I was in San Miguel de Allende, Mexico, for a photo workshop in Fall 2007. By coincidence, the workshop encompassed the two days during which Mexicans celebrate Dia de los Muertos (The Day of the Dead). The workshop schedule did not permit much time spent with the celebrants, but I did catch a few photos on All Hallow's Eve (our Halloween). Then I was able to photograph around the town in early evening one day and just past sunrise the next morning. It's a colorful place, and more time there without burdens of a workshop would have resulted in a larger collection of images.
|Two young revelers on "All Hallows Eve" (Halloween), when hordes of youngsters (usually with parents) ascended to the "Jardin," the hilltop plaza at the center of San Miguel.|
|I don't know how they're called, but they seemed to be the the local "guardia," as in Spain.|
|A rather extremely processed photo at dusk. I was struck by the beggar at lower right.|
|Sunday morning; a man walking to work.|
|Traffic cops getting their morning briefing.|
|"Pedro Te Amo"|
|Artwork for Dia de los Muertos.|
Dynamic Range captures of San Miguel streets just after sunrise.

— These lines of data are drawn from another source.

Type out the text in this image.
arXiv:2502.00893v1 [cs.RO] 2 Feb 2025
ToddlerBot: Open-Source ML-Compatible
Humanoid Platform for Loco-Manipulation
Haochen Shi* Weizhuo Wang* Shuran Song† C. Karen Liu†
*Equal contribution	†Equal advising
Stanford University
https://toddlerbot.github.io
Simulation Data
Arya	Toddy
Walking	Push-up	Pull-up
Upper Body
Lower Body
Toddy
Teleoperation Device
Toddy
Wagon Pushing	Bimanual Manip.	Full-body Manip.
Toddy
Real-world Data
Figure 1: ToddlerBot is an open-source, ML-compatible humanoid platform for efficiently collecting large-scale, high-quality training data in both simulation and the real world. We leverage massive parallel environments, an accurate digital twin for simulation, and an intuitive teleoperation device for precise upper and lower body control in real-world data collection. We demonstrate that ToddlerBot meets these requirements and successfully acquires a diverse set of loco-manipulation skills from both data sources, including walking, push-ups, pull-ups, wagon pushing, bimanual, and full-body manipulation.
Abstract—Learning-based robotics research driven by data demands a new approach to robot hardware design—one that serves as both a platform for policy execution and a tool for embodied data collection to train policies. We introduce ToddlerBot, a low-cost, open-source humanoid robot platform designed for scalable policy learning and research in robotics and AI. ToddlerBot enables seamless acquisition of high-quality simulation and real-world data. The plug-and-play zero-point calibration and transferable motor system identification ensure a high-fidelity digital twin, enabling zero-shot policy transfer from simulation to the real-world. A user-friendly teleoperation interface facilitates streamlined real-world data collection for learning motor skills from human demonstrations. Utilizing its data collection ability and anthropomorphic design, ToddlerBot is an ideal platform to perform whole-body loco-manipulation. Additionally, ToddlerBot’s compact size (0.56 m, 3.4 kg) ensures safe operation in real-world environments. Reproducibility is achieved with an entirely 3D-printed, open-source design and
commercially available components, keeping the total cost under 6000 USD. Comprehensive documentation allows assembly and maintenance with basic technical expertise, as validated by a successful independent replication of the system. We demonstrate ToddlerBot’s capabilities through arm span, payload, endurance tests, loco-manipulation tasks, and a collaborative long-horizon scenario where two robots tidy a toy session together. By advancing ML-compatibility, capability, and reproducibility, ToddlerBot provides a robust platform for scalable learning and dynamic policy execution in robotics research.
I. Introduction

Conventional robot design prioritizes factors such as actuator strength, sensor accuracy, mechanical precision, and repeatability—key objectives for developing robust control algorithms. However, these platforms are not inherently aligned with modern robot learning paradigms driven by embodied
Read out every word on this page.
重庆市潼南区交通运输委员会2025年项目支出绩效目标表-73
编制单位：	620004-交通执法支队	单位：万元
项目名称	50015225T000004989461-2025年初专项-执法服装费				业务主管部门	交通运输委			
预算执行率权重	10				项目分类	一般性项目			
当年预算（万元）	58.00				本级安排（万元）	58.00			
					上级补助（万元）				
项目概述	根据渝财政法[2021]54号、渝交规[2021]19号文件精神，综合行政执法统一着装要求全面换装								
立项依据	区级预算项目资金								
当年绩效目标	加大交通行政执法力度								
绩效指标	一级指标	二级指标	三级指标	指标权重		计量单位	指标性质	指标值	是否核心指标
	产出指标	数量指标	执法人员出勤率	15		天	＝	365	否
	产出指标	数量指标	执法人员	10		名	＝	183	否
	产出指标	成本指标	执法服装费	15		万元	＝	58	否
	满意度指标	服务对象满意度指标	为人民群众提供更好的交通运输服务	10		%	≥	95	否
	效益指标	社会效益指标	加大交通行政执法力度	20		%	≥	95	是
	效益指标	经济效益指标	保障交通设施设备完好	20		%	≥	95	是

For those technically inclined, note that these images were processed from three images, taken handheld as a series bracketed over four Exposure Values (i.e., -2 EV, 0 EV, and +2 EV) with the Canon EF 28-300mm IS "L" f/4-5.6 lens, merged to a 32-bit image in Photoshop (used because Photoshop is great at merging photos taken without benefit of tripod), saved as an HDR [Radiance] file, Tone Mapped in Photomatix, saved as a 16-bit TIFF file, and finally processed in Photoshop, usually to increase contrast and fine tune Hue/Saturation.